201010078/1/H1.
Datum uitspraak: 27 april 2011
AFDELING
BESTUURSRECHTSPRAAK
Uitspraak op het hoger beroep van:
[appellant], wonend te [woonplaats], en anderen,
tegen de uitspraak van de rechtbank Zutphen van 15 september 2010 in zaken nrs. 09/959 en 09/1009 in het geding tussen onder meer:
het college van burgemeester en wethouders van Berkelland.
Bij besluit van 21 oktober 2008 heeft het college aan [vergunninghouder] vrijstelling verleend voor het verbouwen van een schuur ('uutbloashuusken' in schuur 1 en sanitaire voorzieningen in schuur 2), het in gebruik nemen van bestaande vrijgekomen agrarische bedrijfsbebouwing als opslagruimte voor caravans, als sanitaire voorzieningen bij het kleinschalig kampeerterrein en als "uutbloashuuske", het in gebruik nemen van onbebouwde gronden ten behoeve van kleinschalige recreatie, dit in de periode van 15 maart tot en met 31 oktober, met bijbehorende afschermende beplanting, en bouwvergunning verleend voor het verbouwen van die schuur op het perceel [locatie] te Neede.
Bij besluit van 26 mei 2009 heeft het college de door [appellant] en anderen daartegen gemaakte bezwaren ongegrond verklaard en aangegeven dat de verleende vrijstelling naast extensieve dag- en verblijfsrecreatie geen basis biedt voor het houden van feesten of voor andere activiteiten die in strijd zijn met het beleid voor het stiltegebied.
Bij uitspraak van 15 september 2010, verzonden op dezelfde dag, heeft de rechtbank, voor zover van belang, het door [appellant] en anderen daartegen ingestelde beroep ongegrond verklaard. Deze uitspraak is aangehecht.

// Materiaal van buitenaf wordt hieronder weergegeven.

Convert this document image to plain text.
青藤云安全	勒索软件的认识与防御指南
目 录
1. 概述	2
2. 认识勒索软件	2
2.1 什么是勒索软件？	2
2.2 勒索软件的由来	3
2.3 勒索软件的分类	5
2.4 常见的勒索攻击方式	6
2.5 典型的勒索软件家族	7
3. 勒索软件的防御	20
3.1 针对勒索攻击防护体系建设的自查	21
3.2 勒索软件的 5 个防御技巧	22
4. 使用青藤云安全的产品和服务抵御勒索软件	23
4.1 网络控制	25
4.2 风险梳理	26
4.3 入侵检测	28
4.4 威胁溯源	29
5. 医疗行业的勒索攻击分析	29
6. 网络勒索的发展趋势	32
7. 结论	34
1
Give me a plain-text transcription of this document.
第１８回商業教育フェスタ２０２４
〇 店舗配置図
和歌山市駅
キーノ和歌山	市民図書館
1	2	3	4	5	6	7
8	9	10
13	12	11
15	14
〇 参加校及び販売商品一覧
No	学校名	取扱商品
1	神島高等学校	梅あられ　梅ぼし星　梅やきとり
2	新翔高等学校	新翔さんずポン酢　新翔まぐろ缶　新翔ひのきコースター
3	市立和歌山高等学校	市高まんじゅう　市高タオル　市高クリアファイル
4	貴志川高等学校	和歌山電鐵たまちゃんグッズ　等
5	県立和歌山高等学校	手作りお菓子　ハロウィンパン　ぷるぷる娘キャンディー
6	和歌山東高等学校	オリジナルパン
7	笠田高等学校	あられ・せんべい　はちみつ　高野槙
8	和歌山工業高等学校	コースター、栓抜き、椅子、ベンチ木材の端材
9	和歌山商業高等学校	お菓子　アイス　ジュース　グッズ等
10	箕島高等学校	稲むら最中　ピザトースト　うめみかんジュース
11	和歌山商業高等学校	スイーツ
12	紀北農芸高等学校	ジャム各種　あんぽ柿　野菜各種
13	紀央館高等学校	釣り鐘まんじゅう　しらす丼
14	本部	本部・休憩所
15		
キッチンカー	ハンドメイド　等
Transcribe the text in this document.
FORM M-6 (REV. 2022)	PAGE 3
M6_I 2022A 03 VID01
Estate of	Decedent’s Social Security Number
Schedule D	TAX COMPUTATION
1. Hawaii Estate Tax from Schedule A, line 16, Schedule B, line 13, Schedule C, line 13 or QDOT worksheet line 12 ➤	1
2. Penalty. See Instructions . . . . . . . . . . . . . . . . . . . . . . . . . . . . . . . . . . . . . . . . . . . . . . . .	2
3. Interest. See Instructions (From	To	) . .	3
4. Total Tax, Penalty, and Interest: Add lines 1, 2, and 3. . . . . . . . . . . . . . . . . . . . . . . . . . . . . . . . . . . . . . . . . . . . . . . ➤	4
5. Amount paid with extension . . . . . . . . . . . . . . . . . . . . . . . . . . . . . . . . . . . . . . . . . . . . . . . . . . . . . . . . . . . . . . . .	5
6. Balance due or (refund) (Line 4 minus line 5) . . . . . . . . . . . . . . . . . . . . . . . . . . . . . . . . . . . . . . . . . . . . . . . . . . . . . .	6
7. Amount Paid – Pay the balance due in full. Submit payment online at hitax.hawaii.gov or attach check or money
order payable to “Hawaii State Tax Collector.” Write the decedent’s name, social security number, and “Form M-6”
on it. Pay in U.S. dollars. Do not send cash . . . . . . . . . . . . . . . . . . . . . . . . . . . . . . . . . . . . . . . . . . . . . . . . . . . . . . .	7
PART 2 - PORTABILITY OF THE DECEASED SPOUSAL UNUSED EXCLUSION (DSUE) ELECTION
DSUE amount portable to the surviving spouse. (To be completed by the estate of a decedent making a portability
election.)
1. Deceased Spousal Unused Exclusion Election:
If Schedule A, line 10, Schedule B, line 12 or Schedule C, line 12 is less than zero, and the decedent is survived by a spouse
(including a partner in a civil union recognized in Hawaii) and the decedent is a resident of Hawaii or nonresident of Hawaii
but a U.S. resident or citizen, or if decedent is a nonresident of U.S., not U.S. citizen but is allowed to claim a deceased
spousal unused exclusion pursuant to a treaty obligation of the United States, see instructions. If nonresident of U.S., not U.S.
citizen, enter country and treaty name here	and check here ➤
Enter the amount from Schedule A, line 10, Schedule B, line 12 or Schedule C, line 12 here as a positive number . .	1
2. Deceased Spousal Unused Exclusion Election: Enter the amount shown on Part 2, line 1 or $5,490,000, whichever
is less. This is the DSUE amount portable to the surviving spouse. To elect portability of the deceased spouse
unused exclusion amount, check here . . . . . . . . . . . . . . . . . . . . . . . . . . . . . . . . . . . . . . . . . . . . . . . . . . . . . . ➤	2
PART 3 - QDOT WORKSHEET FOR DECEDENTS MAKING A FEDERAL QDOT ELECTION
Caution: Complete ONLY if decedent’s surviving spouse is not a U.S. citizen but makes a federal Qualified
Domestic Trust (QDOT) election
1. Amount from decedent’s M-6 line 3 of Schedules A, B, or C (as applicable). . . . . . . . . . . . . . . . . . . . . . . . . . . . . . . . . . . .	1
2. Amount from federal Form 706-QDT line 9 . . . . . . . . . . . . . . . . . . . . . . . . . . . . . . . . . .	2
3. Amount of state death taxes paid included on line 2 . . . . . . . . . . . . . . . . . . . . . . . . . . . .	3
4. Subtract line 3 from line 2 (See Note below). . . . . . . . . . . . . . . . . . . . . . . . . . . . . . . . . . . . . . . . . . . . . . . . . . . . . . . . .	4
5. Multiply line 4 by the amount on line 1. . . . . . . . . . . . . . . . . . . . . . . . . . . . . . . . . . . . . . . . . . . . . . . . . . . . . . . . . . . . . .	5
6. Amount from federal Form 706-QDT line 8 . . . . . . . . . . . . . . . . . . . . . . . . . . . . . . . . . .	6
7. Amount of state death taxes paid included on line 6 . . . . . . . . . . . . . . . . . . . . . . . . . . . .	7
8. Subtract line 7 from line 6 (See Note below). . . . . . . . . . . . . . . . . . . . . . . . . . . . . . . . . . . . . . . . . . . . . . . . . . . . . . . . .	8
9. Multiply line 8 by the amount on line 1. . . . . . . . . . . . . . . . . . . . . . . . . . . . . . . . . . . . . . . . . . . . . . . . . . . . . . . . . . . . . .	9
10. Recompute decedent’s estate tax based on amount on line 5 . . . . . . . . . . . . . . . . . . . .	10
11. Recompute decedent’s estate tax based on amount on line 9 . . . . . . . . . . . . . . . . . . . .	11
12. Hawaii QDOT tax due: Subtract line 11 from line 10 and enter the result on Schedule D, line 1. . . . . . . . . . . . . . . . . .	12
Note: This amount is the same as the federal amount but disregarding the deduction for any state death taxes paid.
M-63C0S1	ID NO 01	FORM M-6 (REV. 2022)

Tegen deze uitspraak hebben [appellant] en anderen bij brief, bij de Raad van State ingekomen op 19 oktober 2010, hoger beroep ingesteld. De gronden van het hoger beroep zijn aangevuld bij brief van 28 november 2010.
Het college heeft een verweerschrift ingediend.
Daartoe in de gelegenheid gesteld heeft [vergunninghouder] een schriftelijke uiteenzetting gegeven.
De Afdeling heeft de zaak ter zitting behandeld op 4 april 2011, waar [appellant] en anderen, vertegenwoordigd door mr. F.J.M. Kobossen, advocaat te Apeldoorn, en het college, vertegenwoordigd door G.J. Hans, werkzaam bij de gemeente, zijn verschenen. Voorts is [vergunninghouder], vertegenwoordigd door K. van der Tuin, als partij gehoord.
2.1. Het project is in strijd met het bestemmingsplan "Buitengebied", op grond waarvan op het perceel de bestemming "Agrarisch gebied" rust. Teneinde het project mogelijk te maken, heeft het college krachtens artikel 19, eerste lid, van de Wet op de Ruimtelijke Ordening vrijstelling verleend.
2.2. [appellant] en anderen hebben ter zitting naar voren gebracht dat het college ten onrechte aan de vrijstelling geen voorwaarde heeft verbonden ten aanzien van afschermende beplanting en het gebruik van het perceel buiten de aangegeven periode. Dat betoog wordt buiten beschouwing gelaten, nu het voor het eerst in hoger beroep is aangevoerd en niet is gebleken dat dit eerder niet mogelijk was.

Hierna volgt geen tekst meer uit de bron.